Table 1. Weak scalability up to 1024 processors (subdomains). Each grid box contains one subdomain with \(49 \,\times \, 49 \,\times \, 99\), \(24 \,\times \, 99 \,\times \, 99\), or \(49 \,\times \, 49 \,\times \, 49\) internal points, respectively, one subdomain per processor.
Fig. 4.
figure 4

Weak scalability for subdomains with \(49 \times 49 \times 99\), \(24 \times 99 \times 99\), and \(49 \times 49 \times 49\) internal points, one subdomain per processor, up to 1024 processors (subdomains). We increase the problem size with the number of processors. For the ideal parallel code, the execution time remains constant.

We report in Figure 5 and Table 2 the strong scalability for six different simulations, each one with box size \(50\times 50 \times 50\), with 8, 16, 32, 64, 128 and 256 subdomains.
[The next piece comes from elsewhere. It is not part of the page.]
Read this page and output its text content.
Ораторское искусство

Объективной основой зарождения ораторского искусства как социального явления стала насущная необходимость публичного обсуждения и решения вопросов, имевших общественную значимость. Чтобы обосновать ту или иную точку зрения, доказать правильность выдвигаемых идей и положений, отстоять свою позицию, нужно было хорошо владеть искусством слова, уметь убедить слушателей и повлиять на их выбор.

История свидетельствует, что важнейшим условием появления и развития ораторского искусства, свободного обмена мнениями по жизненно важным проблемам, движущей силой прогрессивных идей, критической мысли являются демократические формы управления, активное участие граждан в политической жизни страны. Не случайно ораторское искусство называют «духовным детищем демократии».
Since the number of nodes is multiplied by the number of unknowns (three components of the velocity vector field, one component of the pressure scalar field and one component of the temperature scalar field), we obtained between \(8\times 50\times 50\times 5=5\) millions, to \(256\times 50\times 50\times 5=160\) millions of unknowns. We can read the superlinear speedup for these plots, which is related to the optimization of cache usage on smaller subdomains, with optimizing the memory transfers to the computational kernel and loop unrolling technique, as illustrated in Algorithm 2.

In Fig. 6, we show some snapshots from the preliminary simulations. In here, we focused on the description and scalability of the parallel solver algorithm, leaving the model formulation and large massive parallel simulations of different atmospheric phenomena for the future work. This will be a challenging task itself, requiring to acquire reliable data for the initial state, forcing, and boundary conditions.

Table 2. Strong scallability up to 256 processors.
Fig. 5.
figure 5

Strong scallability for meshes with different sizes, for different numbers of processors. For larger meshes, it is only possible to run them on maximum number of processors.

Fig. 6.
figure 6

Snapshots from the simulation

7 Conclusions

We described a parallel algorithm for the factorization of Kronecker product matrices. These matrices result from the finite-difference discretizations of the Navier-Stokes Boussinesq equations. The algorithm allows for simulating over the non-regular terrain topography. We showed that the Schur complements are tri-diagonal, and they can be computed, aggregated, and factorized in a linear computational cost. We analyzed the weak scalability over the PROMETHEUS Linux cluster from the CYFRONET supercomputing center. We assigned a subdomain with \(50\times 50\times 100\) finite difference mesh to each processor, and we increased the number of processors from 4 to 1024. The total execution time for a single time step increased from 120 s to 178 s for a single time step. Thus, we could perform computations for a single time step with around 1,128,000,000 unknowns within 3 min on a Linux cluster. This corresponds to 5 scalar fields over 256,000,000 mesh points. In future work, we plan to formulate the model parameters, initial state, forcing, and boundary conditions to perform massive parallel simulations of different atmospheric phenomena.